28 Oct 2005
26 Oct 2005
Tommy doesn’t know how old he is anymore. He thinks maybe twenty-two but he’s not sure. At least four winters have passed, give or take a few. He thinks maybe he could be immortal in this forest. If he’s aged he hasn’t noticed. But it might be that his thoughts are aging. And it might be that he’s dreaming of home more often, the novelty of the memory of perverse humanity. The terrain is changing, sloping downward. The trees have turned deciduous and the forest veins are getting wider like the mouths of large rivers. They begin to resemble regular, human-beaten paths again. And Candie is away more often.
Shortly before the great change that is to come, Candie returns to offers him a prophecy that sounds like a prelude to permanent departure.
"The fairies will help you," she says.
"You may need their help in the future and if you seek it you will find it. I know because you have the manna."
"You had Scuffy, that is a mark of the manna. We now have Scuffy but you still have the manna."
A stinging cocktail of emotions pulse through him when the sprite mentions Scuffy. "Hey, do you think I could get a look at him again? It’s been a while."
"Scuffy is far away," Candie says. "And your journey is almost at an end."
"It is?" But there’s no point in questioning this, he’s sensed it for days. He might not have before starting on the forest trek but now he’s attuned to such things.
Night falls twice before Tommy finally reaches the edge of the forest. A warm summer morning. The trees have thinned. The lack of density makes Tommy uneasy but he’s driven on by his journey’s momentum. Here the ground is deep soil with sparse brush and the occasional flower patch. Brilliant sunlight streams through the edge, the EDGE! Could it really be the edge? After all this time? And what’s on the other side? Candie has accompanied him so far but she won’t leave the forest. Tommy isn’t the least bit surprised but his heart sinks anyway. He’s out of the network now.
"It is time for me to go," Candie says. "I have fulfilled my end of the bargain and you have fulfilled yours. I must spend more time with my family."
"Could you play me a song before you leave?"

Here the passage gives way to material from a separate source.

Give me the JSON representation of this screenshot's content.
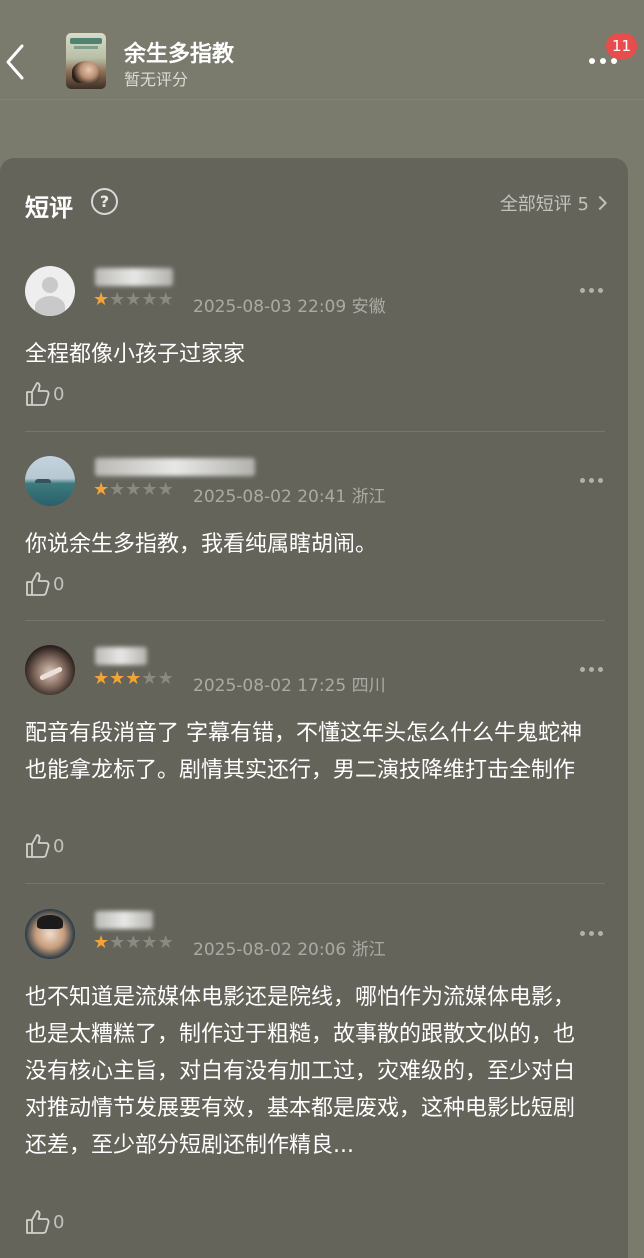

"Sure," she says as if she’d been expecting the request. She grabs her pipe and plays. It turns out to be a variation on the Princess theme. She turns it into a haunting adagio and stretches it out for ten minutes as Tommy tears up. When the song is over Tommy notices that Candie’s ears and wings are twitching. It’s time. No more words are necessary, except:
"Goodbye Tomilin," she says. "Safe journey."

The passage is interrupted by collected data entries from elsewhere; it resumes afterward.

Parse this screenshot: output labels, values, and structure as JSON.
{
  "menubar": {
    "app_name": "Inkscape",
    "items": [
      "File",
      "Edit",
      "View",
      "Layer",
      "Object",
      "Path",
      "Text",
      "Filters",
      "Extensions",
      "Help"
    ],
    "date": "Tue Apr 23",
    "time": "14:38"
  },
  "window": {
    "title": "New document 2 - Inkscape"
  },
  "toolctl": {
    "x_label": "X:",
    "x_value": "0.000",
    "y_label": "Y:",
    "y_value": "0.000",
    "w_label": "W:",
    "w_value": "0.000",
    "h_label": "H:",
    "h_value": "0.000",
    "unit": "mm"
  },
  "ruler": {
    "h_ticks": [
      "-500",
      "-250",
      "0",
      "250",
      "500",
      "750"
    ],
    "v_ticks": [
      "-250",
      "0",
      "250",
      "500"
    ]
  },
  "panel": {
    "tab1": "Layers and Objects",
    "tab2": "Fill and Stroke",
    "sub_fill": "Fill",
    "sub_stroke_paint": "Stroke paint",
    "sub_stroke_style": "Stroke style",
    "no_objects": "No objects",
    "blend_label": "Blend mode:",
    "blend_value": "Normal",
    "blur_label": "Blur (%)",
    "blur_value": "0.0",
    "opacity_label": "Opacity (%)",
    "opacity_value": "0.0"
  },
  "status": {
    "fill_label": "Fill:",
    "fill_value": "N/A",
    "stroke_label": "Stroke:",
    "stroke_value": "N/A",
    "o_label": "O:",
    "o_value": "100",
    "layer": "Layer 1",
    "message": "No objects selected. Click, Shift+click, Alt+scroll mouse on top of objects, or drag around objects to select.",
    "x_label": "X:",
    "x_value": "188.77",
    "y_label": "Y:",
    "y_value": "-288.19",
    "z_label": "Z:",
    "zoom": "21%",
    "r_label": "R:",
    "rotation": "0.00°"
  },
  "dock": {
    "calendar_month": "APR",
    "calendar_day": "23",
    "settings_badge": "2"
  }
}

Candie flies away, an abrupt exit. The edge of the forest with its streaming sunrays remains but the universe seems to have shifted. Tommy sits on a log and tries to meditate but grows restless. He wants to see what’s on the other side.
Turns out the forest empties into a valley. He’s in a meadow of tall grass with stubby mountains on either side. The sun is setting. Tommy is blown away by the scene, especially the sun. He hasn’t seen it like this in years – how did he survive direct sunlight before? It feels like it’s frying his skin. But strangely enough, it feels good. A long-forgotten word pops into his head: Sunbathe. Yes, people can bathe in the sun. It’s okay. Tommy basks in the light. Outer light, but it feels so good. Who needs inner light when the sun is so good?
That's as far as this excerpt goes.